Over the last year I've been observing an interesting phenomenon.  All around me couples have been parting ways in a wave of conscious uncoupling.  As Hector and I started to see our relationship giving way to something new, we noticed the same happening to those around us.  There was no betrayal, no falling out of the deep human love we all had for each other.  The relationships were just becoming outdated, somehow ill-fitting now.

As I waded through the process of separation, riding the ups and downs, a friend recalled a recent dream she'd had.  Her house had burned down with everything in it.  She stood with sadness about to well up as she looked at the ashes.  A friend walked up just before a tear formed to remind her that, "We are going to build a better one."  All along the way, little nuggets of insight such as these littered my path.  To me they were signposts, reminding me I was on the right track.  As time went on, I started to hear about more and more couples starting to part ways.  I understand this may seem like a common occurrence, happening all the time, but this felt different.  This new wave was more conscious uncoupling, and less about dramatic breakups.  For Hector and I, we had just learned to lean on each other for far too long.  It was not like were were parting wounded and broken, but just a little wobbly.  Instead, we walked away hopeful and inspired to stand tall by our own merits.

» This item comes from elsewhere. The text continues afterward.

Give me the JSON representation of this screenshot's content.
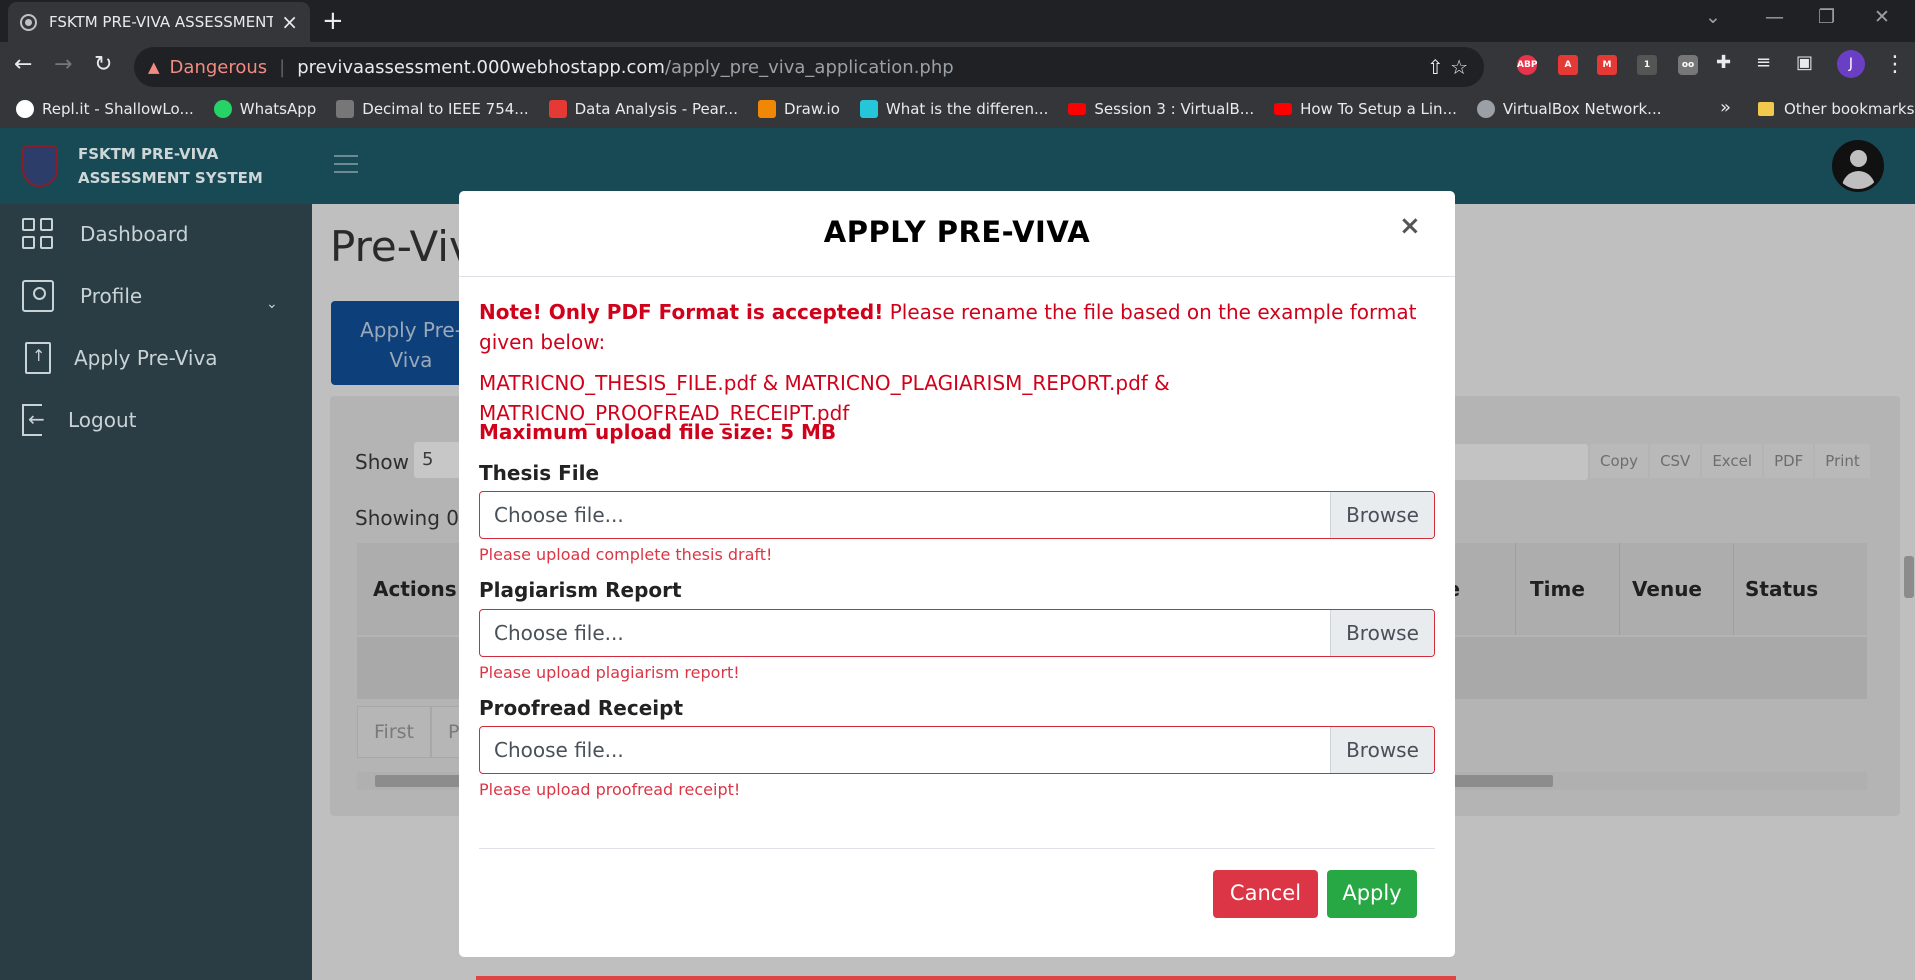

And here I am, remembering what it's like to be me again, on my own two feet.  I'm working through my issues without projecting them on someone else.  I'm learning to recognize the patterns I created and continue to create in my relationships.  I'm learning how to break old cycles, and create new ones that fit who I truly want to be.  I'm learning how to rewrite my story so that "I can build a better one."